Of course, one big problem with the "radical center," etc. is that "moderate" tends to mean "whatever I believe." Another problem in terms of politics is that right now we have a lot of radicals on the right and a very fragmented left, so if you just pick a mid-point, you end up with something quite far to the right by historical standards. So now the "moderate" positions are things like accepting the premise that it is ok for the executive branch to ask corporations to break the law, reasonable for corporations to do so, and that those corporations deserve retroactive immunity for their illegal acts. Or that "moderates" accept that waterboarding is a reasonable middle ground on the question of torture
But, focusing in Doug's post on a "radical center" on ed-tech issues, let's just skim over the particular issues he mentions:
- reading methodologies - This has become weirdly aligned along a left/right axis in the US, but the right is way more rabid about it. How many Democrats who aren't elementary school teachers sit around talking about whole language and phonics? Not very many. How many Republicans are up in arms about it? A lot.
- filtering - The problem with the filtering debate is that it doesn't involve the people who are doing the filtering, nor does it seem to usually encompass the full range of legal issues that the people doing the filtering believe themselves to be addressing, nor does anyone seem to know how substantive those issues actually are.
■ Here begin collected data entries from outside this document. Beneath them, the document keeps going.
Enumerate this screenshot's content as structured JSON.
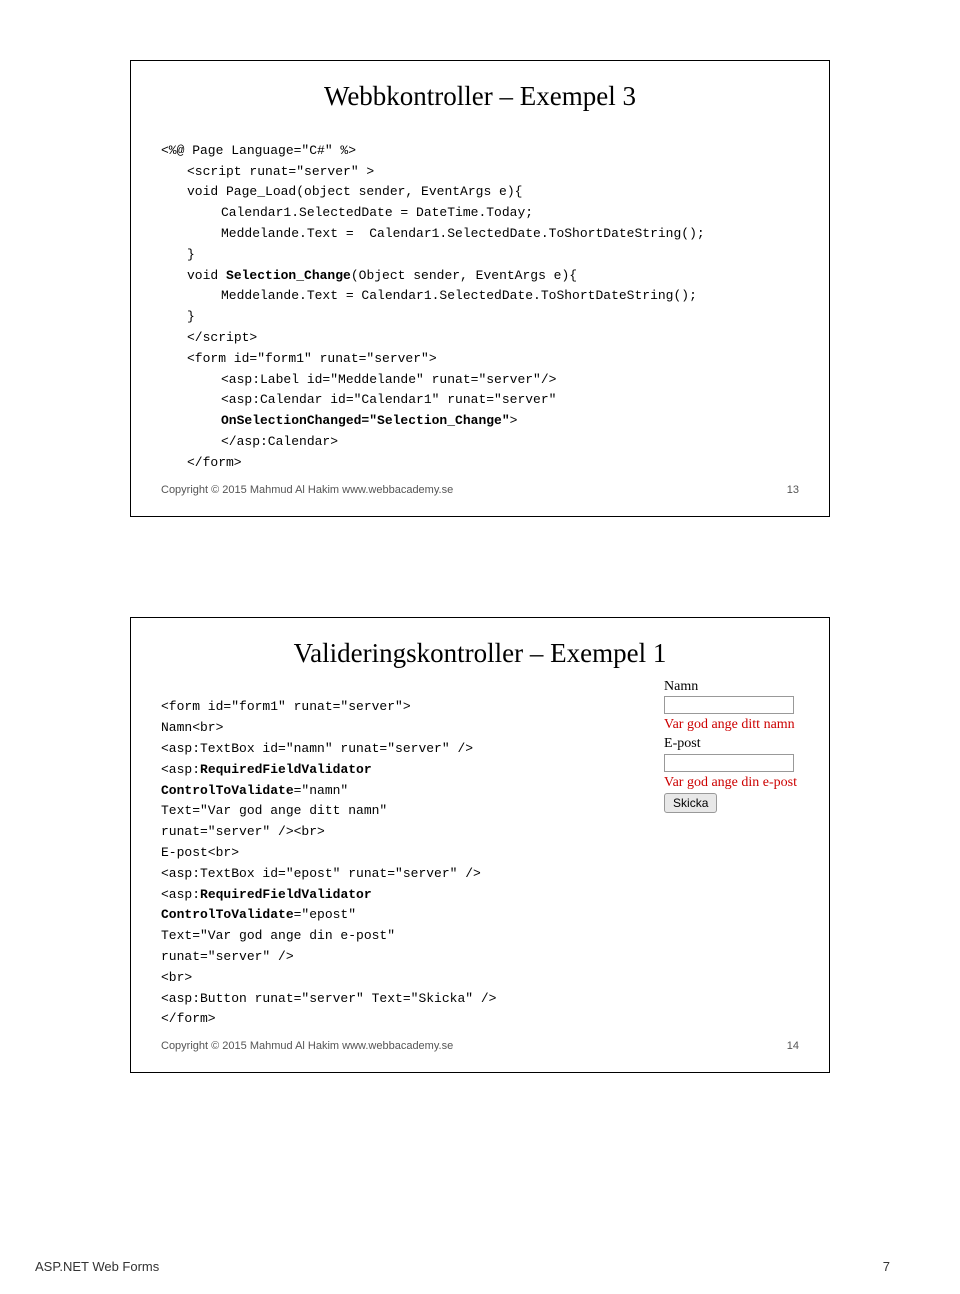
{
  "slide1": {
    "title": "Webbkontroller – Exempel 3",
    "code": {
      "l1": "<%@ Page Language=\"C#\" %>",
      "l2": "<script runat=\"server\" >",
      "l3": "void Page_Load(object sender, EventArgs e){",
      "l4": "Calendar1.SelectedDate = DateTime.Today;",
      "l5": "Meddelande.Text =  Calendar1.SelectedDate.ToShortDateString();",
      "l6": "}",
      "l7a": "void ",
      "l7b": "Selection_Change",
      "l7c": "(Object sender, EventArgs e){",
      "l8": "Meddelande.Text = Calendar1.SelectedDate.ToShortDateString();",
      "l9": "}",
      "l10": "</scr",
      "l10b": "ipt>",
      "l11": "<form id=\"form1\" runat=\"server\">",
      "l12": "<asp:Label id=\"Meddelande\" runat=\"server\"/>",
      "l13": "<asp:Calendar id=\"Calendar1\" runat=\"server\"",
      "l14": "OnSelectionChanged=\"Selection_Change\"",
      "l14b": ">",
      "l15": "</asp:Calendar>",
      "l16": "</form>"
    },
    "copyright": "Copyright © 2015 Mahmud Al Hakim www.webbacademy.se",
    "page_num": "13"
  },
  "slide2": {
    "title": "Valideringskontroller – Exempel 1",
    "code": {
      "l1": "<form id=\"form1\" runat=\"server\">",
      "l2": "Namn<br>",
      "l3": "<asp:TextBox id=\"namn\" runat=\"server\" />",
      "l4a": "<asp:",
      "l4b": "RequiredFieldValidator",
      "l5": "ControlToValidate",
      "l5b": "=\"namn\"",
      "l6": "Text=\"Var god ange ditt namn\"",
      "l7": "runat=\"server\" /><br>",
      "l8": "E-post<br>",
      "l9": "<asp:TextBox id=\"epost\" runat=\"server\" />",
      "l10a": "<asp:",
      "l10b": "RequiredFieldValidator",
      "l11": "ControlToValidate",
      "l11b": "=\"epost\"",
      "l12": "Text=\"Var god ange din e-post\"",
      "l13": "runat=\"server\" />",
      "l14": "<br>",
      "l15": "<asp:Button runat=\"server\" Text=\"Skicka\" />",
      "l16": "</form>"
    },
    "copyright": "Copyright © 2015 Mahmud Al Hakim www.webbacademy.se",
    "page_num": "14",
    "demo": {
      "label_name": "Namn",
      "err_name": "Var god ange ditt namn",
      "label_email": "E-post",
      "err_email": "Var god ange din e-post",
      "button": "Skicka"
    }
  },
  "footer": {
    "title": "ASP.NET Web Forms",
    "page": "7"
  }
}
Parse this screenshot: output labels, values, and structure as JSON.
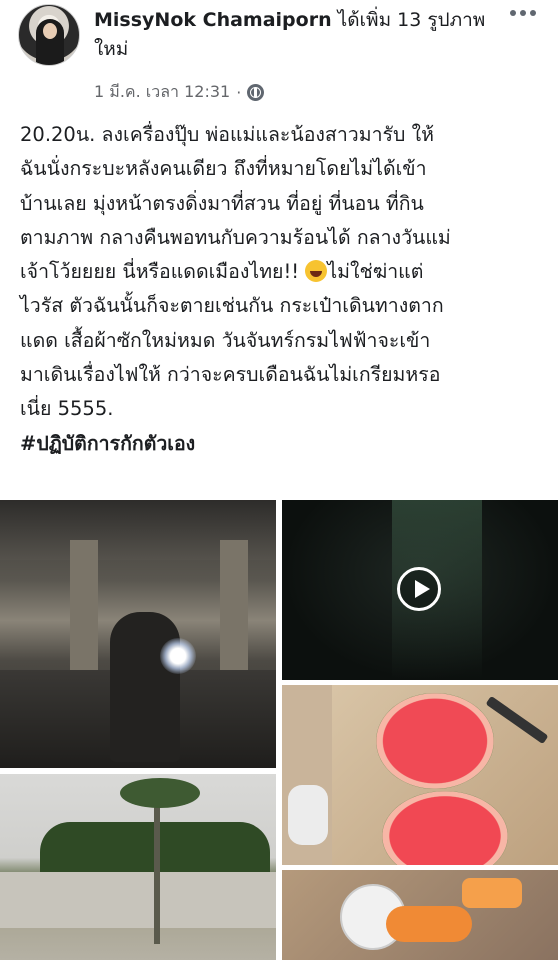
{
  "post": {
    "author": "MissyNok Chamaiporn",
    "action": "ได้เพิ่ม 13 รูปภาพใหม่",
    "timestamp": "1 มี.ค. เวลา 12:31",
    "separator": "·",
    "privacy_icon": "globe-icon",
    "more_icon": "more-options-icon",
    "text_lines": [
      "20.20น. ลงเครื่องปุ๊บ พ่อแม่และน้องสาวมารับ ให้",
      "ฉันนั่งกระบะหลังคนเดียว ถึงที่หมายโดยไม่ได้เข้า",
      "บ้านเลย มุ่งหน้าตรงดิ่งมาที่สวน ที่อยู่ ที่นอน ที่กิน",
      "ตามภาพ กลางคืนพอทนกับความร้อนได้ กลางวันแม่",
      "เจ้าโว้ยยยย นี่หรือแดดเมืองไทย!!",
      "ไม่ใช่ฆ่าแต่",
      "ไวรัส ตัวฉันนั้นก็จะตายเช่นกัน กระเป๋าเดินทางตาก",
      "แดด เสื้อผ้าซักใหม่หมด วันจันทร์กรมไฟฟ้าจะเข้า",
      "มาเดินเรื่องไฟให้ กว่าจะครบเดือนฉันไม่เกรียมหรอ",
      "เนี่ย 5555."
    ],
    "emoji_icon": "laughing-emoji-icon",
    "hashtag": "#ปฏิบัติการกักตัวเอง"
  },
  "gallery": {
    "photos": [
      {
        "name": "photo-night-truck",
        "description_icon": "photo"
      },
      {
        "name": "video-night",
        "play_icon": "play-icon"
      },
      {
        "name": "photo-watermelon",
        "description_icon": "photo"
      },
      {
        "name": "photo-garden",
        "description_icon": "photo"
      },
      {
        "name": "photo-papaya",
        "description_icon": "photo"
      }
    ]
  }
}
- DRM - I'd say the centrist position is that DRM is a bad deal for schools. How does a school benefit from buying DRM-ed content? It doesn't. What will happen if they simply refuse to buy it? Look at the music business. They're giving up on DRM and giving consumers what they've wanted all along. It's not complicated, and it isn't a radical position.
- Open Source - Open source is not controversial or radical in the technology industry as a whole. It is a widely accepted, successful and often profitable model. Of course, you can take it to a radical extreme and demand that people only use open source software, but who is doing that other than Richard Stallman (who would, of course, phrase it a little differently) and a handful of geeks? There is not a single person with any power or influence in US education who makes that argument.
- copyright/copyleft - What's the current US copyright practice? Every creative expression by everyone is automatically copyrighted virtually in perpetuity. That's radical. Copyleft and Creative Commons licensing are built on the copyright system. They aren't in opposition to it, but they are an alternative available to creators. I think that's a moderate position. Who is against copyright entirely? More assertive fair use, perhaps. More sanity about things like photographing public spaces, sure. I'm personally in favor of restoring the "founders' copyright" as US law. I find it to be a very moderate position.
- constructivism - This one is enough of a definitional nightmare to just leave alone.
- e-books - This must be a librarian thing. I don't understand.
- fixed schedules - Another librarian thing? Certainly schedules are a point of contention in any school, but I'm not sure what the arguments about their "fixed-ness" are.
- Mac/PC/Linux - Ah, yes. Every veteran ed tech consultant's nightmare, having this religious war flaring up full strength again. Look, it is Microsoft that is the monopolist, Windows is the OS that doesn't play nice with others. Who has the weakest case for the next decade? Windows. If there is a rationale for remaining dependent on Windows going forward, I'd like to hear it. The moderate position is all of the above.
- OLPC - OLPC is so multi-faceted it is hard to pin down what one would address about it in this context.
- fear-mongering - There is not a moderate response to fear mongering! If you are "fear mongering" you are by definition wrong and should not be indulged.